Early evidence indicates that internalizing and externalizing problems may be an enduring issue for children and youth during the pandemic. Increases in internalizing and externalizing symptoms from pre-pandemic to the initial lockdown period were found in Canada and the United Kingdom (Bignardi et al., 2021; Khoury et al., 2021). In a cohort of Norwegian children, an overall increase in mental health issues were reported during the early stages of the pandemic to 9 months after the initial outbreak, with internalizing symptoms accounting for the most increases (Lehmann et al., 2022). Factors such as parent stress, intra-family dysregulation, and screen time contributed to increases in children’s mental health problems (Khoury et al., 2021; Li & Zhou, 2021; Oliveira et al., 2021).

Excessive screen time use appears to have an adverse influence on children’s mental health outcomes (McArthur et al., 2022; Tamana et al., 2019; Tandon et al., 2021). In a large longitudinal study of brain development and child wellbeing in the United States (ABCD study; https://abcdstudy.org) increased screen time was associated with impaired social skills (Jericho & Elliott, 2020; Paulus et al., 2019), depression and anxiety (Fors & Barch, 2019), behavioural and social issues (Guerrero et al., 2019), and reduced sleep duration, fatigue, and insomnia in children (Hisler et al., 2020). Screen time was associated with a dose-dependent increase in depression risk in children (Liu et al., 2016). Youth reporting over 4 hours of passive screen time per day were significantly more likely to meet the criteria for major depressive episode, social phobia, and generalized anxiety disorder (Kim et al., 2020). By contrast, a systematic review (n = 159, 425) on children’s screen time behaviours found that screen time was weakly associated with externalizing and internalizing problems (Eirich et al., 2022). Age-related factors appear to influence the strength and direction of the association (Neville et al., 2021).

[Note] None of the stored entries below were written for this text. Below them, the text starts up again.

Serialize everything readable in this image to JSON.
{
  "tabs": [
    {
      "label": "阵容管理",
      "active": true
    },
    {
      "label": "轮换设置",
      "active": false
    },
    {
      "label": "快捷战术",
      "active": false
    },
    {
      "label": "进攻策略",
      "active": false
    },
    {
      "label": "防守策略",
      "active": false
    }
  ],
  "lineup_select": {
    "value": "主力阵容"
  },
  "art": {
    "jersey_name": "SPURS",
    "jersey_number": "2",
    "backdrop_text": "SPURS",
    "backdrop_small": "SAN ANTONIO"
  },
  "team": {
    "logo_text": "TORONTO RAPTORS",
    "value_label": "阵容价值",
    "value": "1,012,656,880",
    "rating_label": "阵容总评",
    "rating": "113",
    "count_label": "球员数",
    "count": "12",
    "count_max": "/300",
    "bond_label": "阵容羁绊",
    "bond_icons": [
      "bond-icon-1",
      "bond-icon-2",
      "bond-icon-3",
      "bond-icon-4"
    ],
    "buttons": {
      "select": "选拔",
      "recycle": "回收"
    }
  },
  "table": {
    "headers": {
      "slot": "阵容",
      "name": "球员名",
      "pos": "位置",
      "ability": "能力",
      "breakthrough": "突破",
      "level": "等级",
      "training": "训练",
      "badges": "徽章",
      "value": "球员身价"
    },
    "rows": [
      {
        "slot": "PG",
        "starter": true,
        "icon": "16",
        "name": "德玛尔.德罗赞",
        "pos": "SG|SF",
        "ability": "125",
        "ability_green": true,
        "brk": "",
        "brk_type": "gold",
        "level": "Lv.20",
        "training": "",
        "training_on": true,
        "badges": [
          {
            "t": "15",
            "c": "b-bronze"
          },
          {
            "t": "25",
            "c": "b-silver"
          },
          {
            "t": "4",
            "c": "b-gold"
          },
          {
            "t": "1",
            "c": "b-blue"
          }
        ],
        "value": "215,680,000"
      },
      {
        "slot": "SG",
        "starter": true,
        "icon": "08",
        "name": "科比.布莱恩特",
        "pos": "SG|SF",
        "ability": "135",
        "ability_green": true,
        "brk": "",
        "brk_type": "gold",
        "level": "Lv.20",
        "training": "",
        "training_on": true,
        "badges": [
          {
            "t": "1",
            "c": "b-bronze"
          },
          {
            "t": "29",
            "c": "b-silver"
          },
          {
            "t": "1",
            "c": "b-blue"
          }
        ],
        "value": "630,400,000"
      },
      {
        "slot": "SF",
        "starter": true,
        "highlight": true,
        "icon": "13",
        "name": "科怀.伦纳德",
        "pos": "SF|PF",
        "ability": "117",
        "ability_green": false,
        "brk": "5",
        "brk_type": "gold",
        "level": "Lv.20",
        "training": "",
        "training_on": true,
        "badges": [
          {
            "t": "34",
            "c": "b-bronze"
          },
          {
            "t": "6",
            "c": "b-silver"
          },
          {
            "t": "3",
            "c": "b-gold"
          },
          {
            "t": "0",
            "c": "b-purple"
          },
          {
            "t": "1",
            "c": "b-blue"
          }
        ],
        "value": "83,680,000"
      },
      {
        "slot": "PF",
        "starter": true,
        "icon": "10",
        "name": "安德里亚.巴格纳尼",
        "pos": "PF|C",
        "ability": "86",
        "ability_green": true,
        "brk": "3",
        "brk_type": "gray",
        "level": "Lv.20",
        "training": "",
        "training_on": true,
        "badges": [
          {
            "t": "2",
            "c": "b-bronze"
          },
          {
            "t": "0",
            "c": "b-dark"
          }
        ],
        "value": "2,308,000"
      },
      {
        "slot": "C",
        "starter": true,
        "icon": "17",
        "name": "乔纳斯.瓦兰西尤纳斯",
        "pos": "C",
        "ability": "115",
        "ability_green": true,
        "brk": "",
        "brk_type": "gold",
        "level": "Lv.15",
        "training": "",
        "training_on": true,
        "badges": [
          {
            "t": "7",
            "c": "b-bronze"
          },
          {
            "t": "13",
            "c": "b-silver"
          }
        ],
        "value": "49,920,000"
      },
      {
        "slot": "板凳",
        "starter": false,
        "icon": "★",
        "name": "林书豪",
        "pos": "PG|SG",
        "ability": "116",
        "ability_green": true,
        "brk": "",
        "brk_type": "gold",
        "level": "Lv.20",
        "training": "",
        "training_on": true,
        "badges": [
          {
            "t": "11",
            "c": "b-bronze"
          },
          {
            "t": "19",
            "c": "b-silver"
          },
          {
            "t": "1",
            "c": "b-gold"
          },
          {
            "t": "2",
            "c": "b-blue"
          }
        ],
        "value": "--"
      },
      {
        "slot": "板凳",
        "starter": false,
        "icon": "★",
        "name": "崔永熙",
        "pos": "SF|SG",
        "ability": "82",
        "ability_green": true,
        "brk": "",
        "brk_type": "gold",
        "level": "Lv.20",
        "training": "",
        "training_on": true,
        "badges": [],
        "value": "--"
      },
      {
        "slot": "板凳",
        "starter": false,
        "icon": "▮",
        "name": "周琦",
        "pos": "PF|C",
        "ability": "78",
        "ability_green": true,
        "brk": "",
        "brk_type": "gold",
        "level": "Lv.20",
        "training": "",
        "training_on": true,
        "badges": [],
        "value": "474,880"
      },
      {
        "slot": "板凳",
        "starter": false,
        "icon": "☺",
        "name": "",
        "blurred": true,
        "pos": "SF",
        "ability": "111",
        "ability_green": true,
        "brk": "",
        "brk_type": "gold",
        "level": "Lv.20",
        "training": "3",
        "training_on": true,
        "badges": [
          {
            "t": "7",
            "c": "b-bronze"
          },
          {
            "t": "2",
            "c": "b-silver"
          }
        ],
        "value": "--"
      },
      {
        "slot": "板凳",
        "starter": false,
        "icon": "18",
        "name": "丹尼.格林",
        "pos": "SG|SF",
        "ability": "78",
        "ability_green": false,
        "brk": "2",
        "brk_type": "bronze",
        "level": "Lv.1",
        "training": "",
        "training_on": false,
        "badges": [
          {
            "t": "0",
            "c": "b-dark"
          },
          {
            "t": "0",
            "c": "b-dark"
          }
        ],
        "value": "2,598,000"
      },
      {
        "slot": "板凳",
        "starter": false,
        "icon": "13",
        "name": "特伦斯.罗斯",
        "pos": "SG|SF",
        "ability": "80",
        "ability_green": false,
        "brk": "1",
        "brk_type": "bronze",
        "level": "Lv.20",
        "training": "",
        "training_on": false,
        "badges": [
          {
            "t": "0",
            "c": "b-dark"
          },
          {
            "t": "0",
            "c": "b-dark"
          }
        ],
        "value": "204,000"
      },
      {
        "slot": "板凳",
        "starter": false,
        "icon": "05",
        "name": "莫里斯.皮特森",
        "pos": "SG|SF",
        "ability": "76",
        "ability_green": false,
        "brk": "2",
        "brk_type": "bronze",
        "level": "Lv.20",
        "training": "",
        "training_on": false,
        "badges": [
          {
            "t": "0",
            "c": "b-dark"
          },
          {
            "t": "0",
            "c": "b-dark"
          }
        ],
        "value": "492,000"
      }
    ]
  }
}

Adverse mental health outcomes associated with unregulated screen time is an emergent concern amid the ongoing pandemic. Cross sectional evidence from early stages of the pandemic demonstrates associations between excessive screen time and increased incidence of total mental health difficulties in children and youth, with sleep duration, physical activity and sedentary behaviour mediating these relationships (Olive et al., 2022; Tandon et al., 2021). In a cohort of 2026 Ontario children, more digital media and TV consumption was associated with conduct and hyperactivity/inattention problems in children under the age of 4 and internalizing problems in older children (Li et al., 2021).

Parent mental health, parenting strategies, and involvement with children’s academic and recreational activities may mediate mental health problems and excessive screen time use in children (Arundell et al., 2020; Barroso et al., 2018; Kochanova et al., 2022; Seguin et al., 2021; Tang et al., 2018). For example, under-resourced parents tend to perceive screen time as an effective tool to modify problem behaviour (Nikken, 2019). Greater maternal stress is associated with less screen-time monitoring/limit setting in children, while greater paternal stress is positively associated with limit setting (Tang et al., 2018).

The pandemic has contributed to heightened perceived stress among parents with school aged children (Adams et al., 2020; Calvano et al., 2021; Orgilés et al., 2020; Seguin et al., 2021), which may put children at risk for greater screen time use and mental health problems in the future (Hartshorne et al., 2020; Li & Zhou, 2021). For example, greater parent anxiety during the initial COVID-19 outbreak was a significant predictor of children’s internalizing and externalizing behaviours (Li & Zhou, 2021). In addition, over-reactive, inconsistent, and authoritarian parenting practices contributed to higher screen time use in children (Eyimaya & Irmak, 2021; Oliveira et al., 2021).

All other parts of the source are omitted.